Her baby is now five months old, and she explained that she hadn’t slept for more than an hour in the last 4 nights and burst into tears. Then as we walked around the block trying to get her baby to fall asleep, she explained all the reasons she felt like she was failing as a mother. Her husband is amazing, and wildly supportive, but it just isn’t the same. I think we all know that sometimes all you need is a hug from your mum.
6 weeks old with mum
I was desperate to support her and terrified I might say the wrong thing. I listened to her as we walked and tried my best to reassure her. Her baby is a beautiful happy and healthy little girl. It shocked me to see her confidence so low and so knocked, what was worst is I didn’t have any way of reassuring her. I’m her friend, and I adore her daughter, but I don’t have the experience needed to give reassurance that comes from a real place of knowledge. All I could do was tell her she was doing great, and she should probably stop googling things at 3 am. In my opinion, she is a 10/10 mother.
6 months old with the grandparents
My friend clearly needs some mothers in her life to share her experiences. She needs people who can support her and truly understand what she is going through. I know what a sleepless night feels like… But mine are caused by running late with deadlines (whoops) and going out drinking until the small hours. It’s not the same thing.
Nearly two years old with mum on holiday in Warwick
It seems to me, that as a new mum, the most important thing you can have is a community of mothers around you.

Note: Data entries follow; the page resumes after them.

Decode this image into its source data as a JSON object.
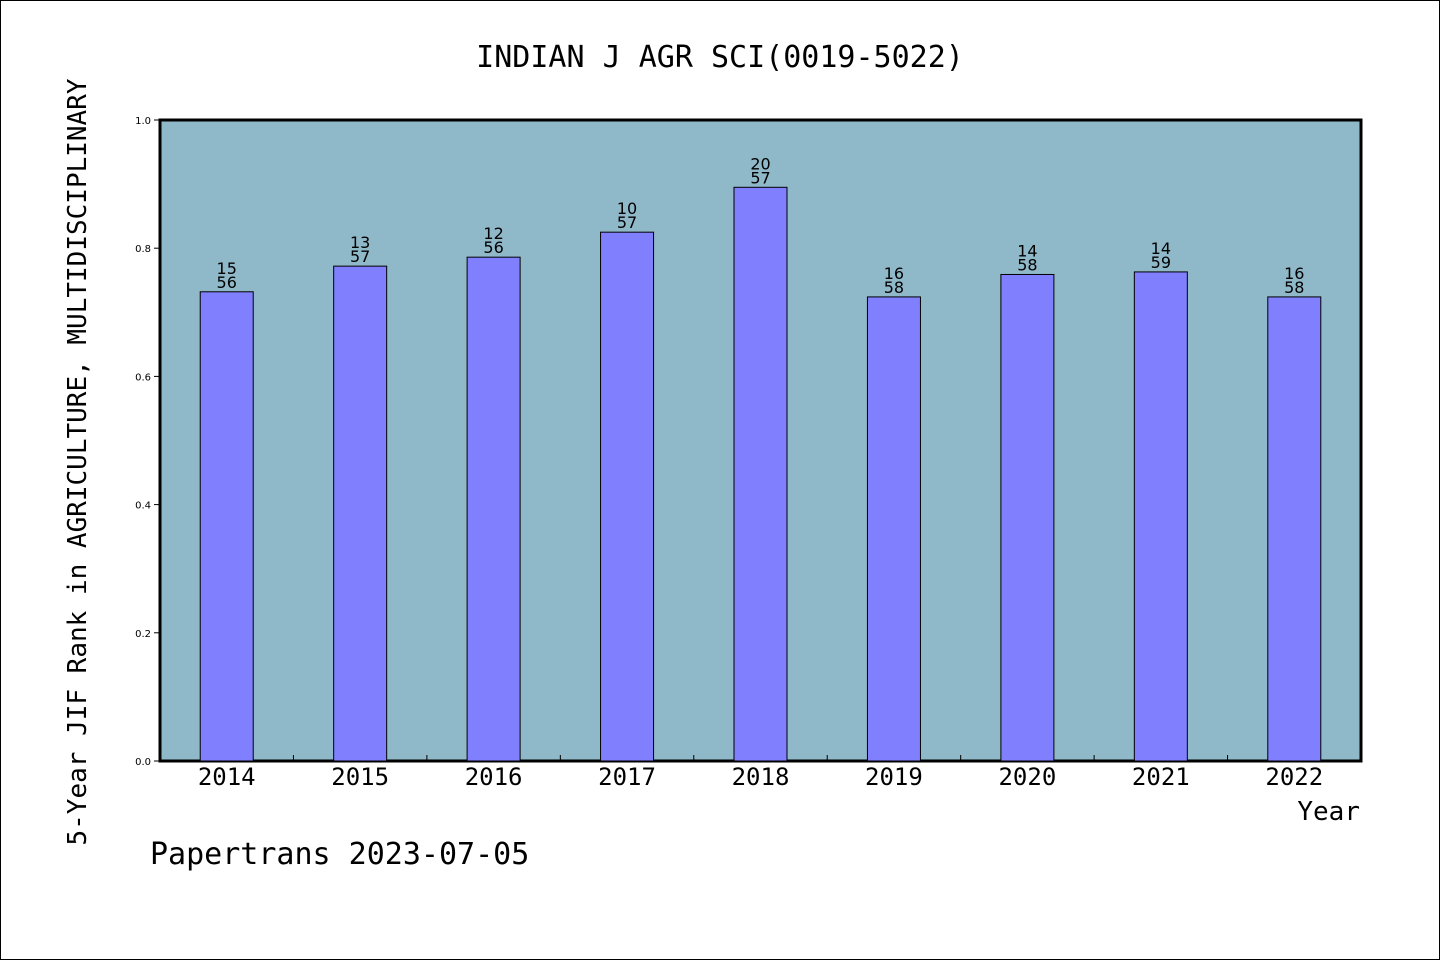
{
  "chart_data": {
    "type": "bar",
    "title": "INDIAN J AGR SCI(0019-5022)",
    "ylabel": "5-Year JIF Rank in AGRICULTURE, MULTIDISCIPLINARY",
    "xlabel": "Year",
    "categories": [
      "2014",
      "2015",
      "2016",
      "2017",
      "2018",
      "2019",
      "2020",
      "2021",
      "2022"
    ],
    "values": [
      0.732,
      0.772,
      0.786,
      0.825,
      0.895,
      0.724,
      0.759,
      0.763,
      0.724
    ],
    "rank": [
      "15",
      "13",
      "12",
      "10",
      "20",
      "16",
      "14",
      "14",
      "16"
    ],
    "total": [
      "56",
      "57",
      "56",
      "57",
      "57",
      "58",
      "58",
      "59",
      "58"
    ],
    "ylim": [
      0,
      1.0
    ],
    "yticks": [
      "0.0",
      "0.2",
      "0.4",
      "0.6",
      "0.8",
      "1.0"
    ],
    "grid": false,
    "colors": {
      "plot_bg": "#8fb8c8",
      "bar": "#8080ff"
    }
  },
  "footer": "Papertrans 2023-07-05"
}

But how do you find these people, especially when your friends and family are abroad and your other friends are at different life stages? This has made me realize, that no matter how much I think about motherhood, I will not be able to do it without the support of other mothers. My friends and the new friends I will meet are going to be essential to my happiness.
Photo by godmum, while we were on family holiday
It takes a village to raise a child. This is a phrase we all hear all the time. Whilst I might not be able to provide breastfeeding tips or advice on sleep training… but I can listen, tell funny stories about my dating life and pour the drinks.